To achieve their goals, NASA engineers have protected the spacecraft with a 4.5-inch-thick (11.4 centimeters) carbon-composite shield which will need to withstand temperatures outside the spacecraft that reach nearly 2,500 F (1,377 C). This very same shield will also protect Parker and its delicate instruments from the extreme coldness of space as it travels to the sun.
In preparation for the launch of the probe from NASA’s Kennedy Space Center, Florida this summer, the car-sized probe is undergoing a very important test. Last week, Parker was placed inside a thermal vacuum chamber where, over the course of the next seven weeks, it will experience various simulated challenges of the kind it will be subjected to during the mission.
The probe will remain in the chamber until mid-March before being removed for final tests and packing before heading to Florida, where it’s scheduled to be launched aboard a Delta IV Heavy launch vehicle. The latest launch window is for July 31 – Aug. 19, 2018.
To touch the Sun
Mankind has for years pushed the boundaries in attempting to achieve the impossible, and it has long been assumed that getting close to the sun was a recipe for death. And like Icarus, the son of Daedalus, who made a pair of wings out of feathers and wax so he could fly as high as the sun, the story shows us that we have no limits in what we can strive to achieve.
For the past 60 years, scientists have sought to trace how energy and heat move through the solar corona and to explore what accelerates the solar wind as well as solar energetic particles, but until recently, the advanced materials needed to make such a close trip to the sun’s corona weren’t available.
Today, a trip to the sun is possible, using cutting-edge thermal engineering advances that can protect the mission on its dangerous journey. Parker Solar Probe will carry four instrument suites designed to study magnetic fields, plasma, and energetic particles, and image the solar wind.
The official name of the solar probe was announced by NASA during a live stream event in May 2017 at the University of Chicago’s William Eckhardt Research Centre Auditorium. Dr.

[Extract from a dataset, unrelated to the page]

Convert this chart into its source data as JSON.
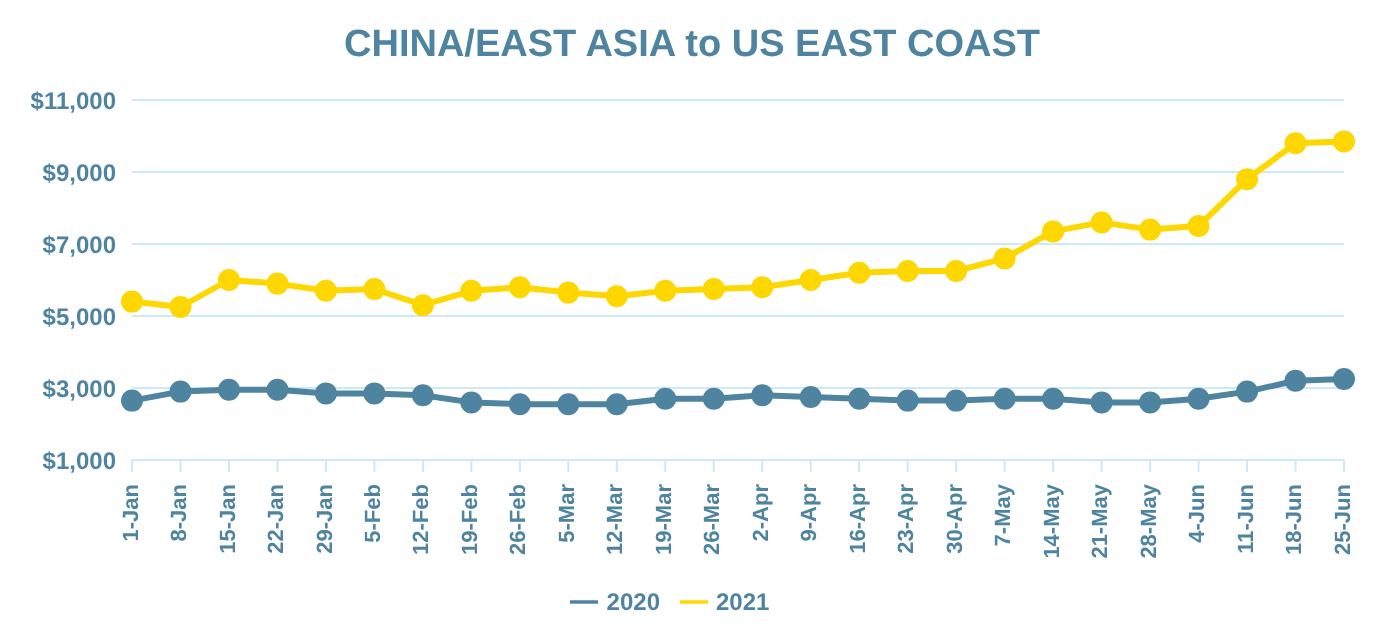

Thomas Zurbuchen, associate administrator of NASA’s Science Mission Directorate in Washington said at the time, “We wanted to take the challenge of going to the worst thermal environment in the solar system – and surviving it.”
NASA has three important questions that need answers
The Parker Solar Probe is part of NASA’s Living With a Star program to explore aspects of the sun-Earth system that directly affect life and society. And there are probably hundreds of questions about the sun and its relationship to the Earth, other stars, space weather and much more.
But in May, Eric Christian, a NASA research scientist at Goddard Space Flight Center in Greenbelt, Maryland said, “We can’t get to the very surface of the sun,” but the mission will get close enough to answer three important questions.”
One question that has solar scientists stumped is why the sun’s surface, called the photosphere, is not as hot as the sun’s atmosphere, or corona. It may sound strange, but the surface of the sun is only 10,000 degrees Fahrenheit while the atmosphere above the surface is about 3.5 million degrees Fahrenheit.
A second question has to do with solar winds. Scientists want to know how a solar wind gets its speed. “The sun blows a stream of charged particles in all directions at a million miles an hour,” Christian said. “But we don’t understand how that gets accelerated.”
Scientists also want to know why the sun occasionally produces high-energy particles known as solar energetic particles. These particles are a danger to astronauts and spacecraft.It is hoped the mission will provide data on solar activities that could affect our ability to forecast space-weather events that can impact life on Earth.